Kiran dug into the estate’s operations. Vikram had recently fired a worker, Shivu, for stealing coffee beans. Shivu, now jobless, was spotted loitering near the estate days before the murder. Kiran tracked him to a shack in Madikeri, where Shivu admitted to petty theft but swore he hadn’t killed Vikram. “I hated him, but I’m no murderer,” he said, showing a bus ticket to Mangalore dated the night before the murder. Maaya crossed him off but noted the estate’s tensions ran deep.
The breakthrough came from Neha’s lab work. The sedative in Vikram’s system matched the lorazepam in Lakshmi’s vial, but a microscopic coffee ground on the machete’s handle caught Neha’s eye. It was unroasted, unlike the processed beans in the drying yard. “This came from the roasting shed,” Neha said. “Someone handled the machete there before the attack.”

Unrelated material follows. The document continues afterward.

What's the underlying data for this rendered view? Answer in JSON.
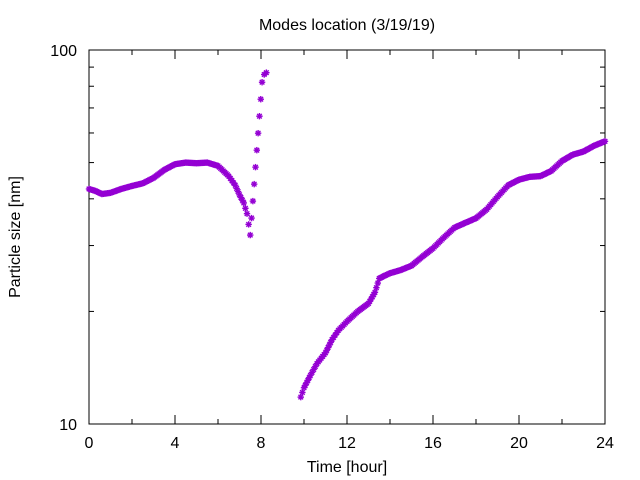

Maaya and Kiran searched the shed. Behind a stack of burlap sacks, they found a bloodied rag and a half-burnt ledger. The ledger detailed illegal sales of coffee to a rival estate, signed by Raghu, the foreman. Confronted, Raghu crumbled. He’d been skimming profits for years, and Vikram had caught on. The previous night, Vikram threatened to expose him. Panicked, Raghu laced Vikram’s coffee with Lakshmi’s lorazepam, stolen from the kitchen. At dawn, he lured Vikram to the drying yard, claiming a worker issue, and struck him with the machete.
“Lakshmi’s vial was convenient,” Raghu confessed, head bowed. “I knew it’d point to her or Arjun.” Maaya pieced it together: Raghu’s access to the kitchen, his presence in the roasting shed, and his motive tied the knots. Arjun’s debts and Lakshmi’s vial were red herrings, exploited to muddy the trail.
As Raghu was cuffed, the estate workers watched in stunned silence. Maaya gazed at the rolling hills, the coffee bushes swaying in the breeze. “Greed brews bitter ends,” she murmured. With the case closed, her team drove back to Madikeri, the mist swallowing the estate behind them.